Publié le 17 février 2024 08:01:00. Le cinéaste documentaire américain Frédéric Wiseman, figure majeure du genre et observateur impitoyable des institutions, est décédé à l’âge de 96 ans, laissant derrière lui une œuvre monumentale qui a marqué plusieurs générations de réalisateurs.
- Frédéric Wiseman s’est éteint le lundi à Cambridge, dans le Massachusetts.
- Son œuvre, caractérisée par une observation minutieuse et une absence de jugement, a exploré le fonctionnement des institutions américaines et françaises.
- Il a reçu un Oscar d’honneur en 2016 pour l’ensemble de sa carrière.
Frédéric Wiseman, l’un des plus grands noms du cinéma documentaire, s’est éteint à Cambridge, dans le Massachusetts, à l’âge de 96 ans. Sa société de production, Zipporah Films, a annoncé son décès, soulignant que son œuvre constituait « un vaste enregistrement cinématographique des institutions sociales contemporaines et de l’expérience humaine quotidienne, principalement aux États-Unis et en France ». Pendant près de six décennies, il a capturé la complexité du monde qui l’entourait, sans jamais céder à la simplification ou à la condamnation.
Wiseman définissait lui-même son cinéma comme « un cinéma juste envers le peuple, même si cela semble quelque peu pompeux ». Il affirmait ne pas croire à la vérité absolue et refusait d’intervenir dans les sujets de ses films, préférant l’observation à l’idéologie.
« Je n’ai jamais cru à la vérité. Je n’interviens pas dans les sujets de mes films. Je n’ai pas non plus filmé animé par une idéologie préconçue. Celui qui parle de la vérité est un idéologue. »
Frédéric Wiseman
Arrivé au cinéma à l’aube de la synchronisation du son et de l’image, Wiseman a contribué à libérer le documentaire du format rigide des images illustrées par une narration explicative. Il privilégiait une approche immersive, laissant les faits parler d’eux-mêmes. Son style, caractérisé par de longs plans-séquences et une équipe réduite – généralement composée de trois personnes – permettait aux sujets de s’habituer à la présence de la caméra et de se comporter le plus naturellement possible.
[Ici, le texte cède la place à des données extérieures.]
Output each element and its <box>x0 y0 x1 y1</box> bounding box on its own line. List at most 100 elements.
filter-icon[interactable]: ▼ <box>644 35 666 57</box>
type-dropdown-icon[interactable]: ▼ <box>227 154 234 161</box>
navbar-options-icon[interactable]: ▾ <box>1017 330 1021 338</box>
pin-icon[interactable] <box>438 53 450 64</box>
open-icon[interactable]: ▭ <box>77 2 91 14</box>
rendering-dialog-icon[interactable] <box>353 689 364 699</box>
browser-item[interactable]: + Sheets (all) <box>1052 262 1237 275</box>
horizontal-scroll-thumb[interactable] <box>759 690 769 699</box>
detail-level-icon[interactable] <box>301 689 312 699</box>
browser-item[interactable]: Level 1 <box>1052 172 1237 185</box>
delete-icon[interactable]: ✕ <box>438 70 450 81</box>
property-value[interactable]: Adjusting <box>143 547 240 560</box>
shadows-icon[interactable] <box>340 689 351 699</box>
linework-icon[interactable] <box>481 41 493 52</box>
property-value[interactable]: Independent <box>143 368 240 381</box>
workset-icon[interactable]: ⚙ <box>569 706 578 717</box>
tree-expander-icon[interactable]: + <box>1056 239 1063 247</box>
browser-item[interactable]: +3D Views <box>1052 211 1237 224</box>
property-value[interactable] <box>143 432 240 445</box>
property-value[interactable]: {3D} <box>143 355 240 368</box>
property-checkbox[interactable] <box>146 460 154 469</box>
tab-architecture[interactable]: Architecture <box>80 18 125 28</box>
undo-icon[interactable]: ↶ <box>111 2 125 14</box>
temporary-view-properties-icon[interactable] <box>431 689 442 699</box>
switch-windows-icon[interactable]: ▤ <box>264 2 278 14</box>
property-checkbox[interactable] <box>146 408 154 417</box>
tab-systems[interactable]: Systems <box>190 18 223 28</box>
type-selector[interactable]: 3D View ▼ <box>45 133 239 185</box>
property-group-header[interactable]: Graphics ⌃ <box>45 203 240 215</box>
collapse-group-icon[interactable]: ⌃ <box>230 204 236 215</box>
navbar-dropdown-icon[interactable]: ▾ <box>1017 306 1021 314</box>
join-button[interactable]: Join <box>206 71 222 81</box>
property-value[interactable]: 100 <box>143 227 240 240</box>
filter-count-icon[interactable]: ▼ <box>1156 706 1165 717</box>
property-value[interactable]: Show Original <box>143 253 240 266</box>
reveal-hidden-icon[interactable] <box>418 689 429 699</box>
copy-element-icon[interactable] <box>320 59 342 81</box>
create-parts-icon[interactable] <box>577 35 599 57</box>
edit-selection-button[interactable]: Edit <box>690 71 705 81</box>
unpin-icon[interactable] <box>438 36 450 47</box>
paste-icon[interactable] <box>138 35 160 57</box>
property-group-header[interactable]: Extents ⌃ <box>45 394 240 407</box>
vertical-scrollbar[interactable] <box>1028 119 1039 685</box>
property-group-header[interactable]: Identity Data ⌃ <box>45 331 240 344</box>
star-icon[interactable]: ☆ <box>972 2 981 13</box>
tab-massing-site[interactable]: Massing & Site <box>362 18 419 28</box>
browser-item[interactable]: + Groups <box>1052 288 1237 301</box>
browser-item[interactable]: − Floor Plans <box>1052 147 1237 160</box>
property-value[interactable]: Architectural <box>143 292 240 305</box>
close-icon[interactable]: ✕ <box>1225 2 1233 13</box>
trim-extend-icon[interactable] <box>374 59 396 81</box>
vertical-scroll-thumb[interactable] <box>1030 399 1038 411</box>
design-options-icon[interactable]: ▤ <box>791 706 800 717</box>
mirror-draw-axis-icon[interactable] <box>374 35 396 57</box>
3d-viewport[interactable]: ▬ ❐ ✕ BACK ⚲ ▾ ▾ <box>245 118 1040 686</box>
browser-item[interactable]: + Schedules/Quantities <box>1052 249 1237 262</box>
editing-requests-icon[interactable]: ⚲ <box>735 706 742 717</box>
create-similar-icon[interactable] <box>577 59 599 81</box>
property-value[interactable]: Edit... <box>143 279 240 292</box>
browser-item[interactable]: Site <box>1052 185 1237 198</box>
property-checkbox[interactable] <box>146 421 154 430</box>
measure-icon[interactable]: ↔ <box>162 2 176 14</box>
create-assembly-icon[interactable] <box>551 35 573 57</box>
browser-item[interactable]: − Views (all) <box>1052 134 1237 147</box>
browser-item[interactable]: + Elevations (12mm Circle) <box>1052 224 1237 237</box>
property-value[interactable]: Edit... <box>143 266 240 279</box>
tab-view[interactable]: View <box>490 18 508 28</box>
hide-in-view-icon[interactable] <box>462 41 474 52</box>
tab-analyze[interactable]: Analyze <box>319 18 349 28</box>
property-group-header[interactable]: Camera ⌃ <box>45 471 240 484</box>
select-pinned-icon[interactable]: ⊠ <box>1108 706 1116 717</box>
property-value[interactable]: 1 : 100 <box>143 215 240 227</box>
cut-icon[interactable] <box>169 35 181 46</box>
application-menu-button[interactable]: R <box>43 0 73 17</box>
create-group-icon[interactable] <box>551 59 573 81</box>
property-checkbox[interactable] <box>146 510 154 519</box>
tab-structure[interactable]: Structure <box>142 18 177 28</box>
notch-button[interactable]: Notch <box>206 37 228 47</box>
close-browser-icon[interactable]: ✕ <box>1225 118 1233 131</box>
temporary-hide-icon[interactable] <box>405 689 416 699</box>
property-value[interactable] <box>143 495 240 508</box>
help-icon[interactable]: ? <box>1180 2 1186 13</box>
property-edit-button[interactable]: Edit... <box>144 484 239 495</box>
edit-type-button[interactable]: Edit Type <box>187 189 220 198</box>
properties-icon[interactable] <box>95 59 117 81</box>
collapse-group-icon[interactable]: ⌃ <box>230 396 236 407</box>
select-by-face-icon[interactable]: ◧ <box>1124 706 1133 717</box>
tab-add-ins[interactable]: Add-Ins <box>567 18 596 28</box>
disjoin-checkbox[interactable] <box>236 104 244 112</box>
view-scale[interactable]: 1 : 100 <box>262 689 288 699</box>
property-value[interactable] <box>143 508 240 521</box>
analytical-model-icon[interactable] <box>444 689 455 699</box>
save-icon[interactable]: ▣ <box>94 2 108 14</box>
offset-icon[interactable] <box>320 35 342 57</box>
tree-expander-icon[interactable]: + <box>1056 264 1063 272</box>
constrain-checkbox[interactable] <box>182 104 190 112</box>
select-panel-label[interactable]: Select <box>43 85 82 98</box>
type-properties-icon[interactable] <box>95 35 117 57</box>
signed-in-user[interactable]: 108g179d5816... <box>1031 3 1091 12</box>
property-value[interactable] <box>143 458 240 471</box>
Il passait en moyenne douze semaines sur chaque tournage, convaincu que la patience était essentielle pour capturer la réalité sans la déformer.

Ses premiers films se concentraient sur les institutions publiques et leur fonctionnement interne. Des hôpitaux psychiatriques, comme dans son œuvre controversée Les Folies de Titicut (1967) – qui lui valut des poursuites judiciaires et une interdiction de diffusion pendant 22 ans – aux services de police, en passant par les lycées et les hôpitaux généraux, Wiseman a scruté les rouages de la société américaine. Il a également exploré d’autres univers, comme le ballet de l’Opéra de Paris, la British National Gallery ou encore le quartier new-yorkais de Jackson Heights. Il ne cherchait pas à dénoncer, mais à observer et à documenter, laissant au spectateur le soin de tirer ses propres conclusions.

Son éthique artistique reposait sur l’observation et l’invisibilité du documentariste. Au montage, il construisait patiemment chaque film, accordant une attention particulière au rythme et à la structure. Il vérifiait même les séquences rejetées, par crainte d’avoir omis un élément important. Son dernier documentaire, Le Superbe Menu, présenté au festival de Venise en 2023, témoignait de sa curiosité insatiable et de son regard acéré sur le monde.
Wiseman a également exploré des thèmes tels que la santé et la mortalité, avec des films comme Sourd (1986), Aveugle (1987) et Près de la mort (1989). Plus récemment, il s’est intéressé à des sujets variés, comme la Bibliothèque publique de New York , l’industrie de la viande du Midwest américain ou encore l’hôtel de ville de Boston. Il affirmait que ses films étaient aussi intelligents que le spectateur qui les regardait, et soulignait que la plupart de ses documentaires étaient financés par les institutions qu’il filmait, ce qui ne compromettait pas, selon lui, son indépendance d’esprit.

Professeur de droit de formation, Wiseman s’est tourné vers le cinéma par ennui, mais a rapidement trouvé sa voie. Il a réalisé en moyenne un documentaire par an, laissant derrière lui une œuvre riche et diversifiée qui a influencé de nombreux réalisateurs. Son approche unique, son regard lucide et son refus de tout jugement en ont fait une figure incontournable du cinéma documentaire.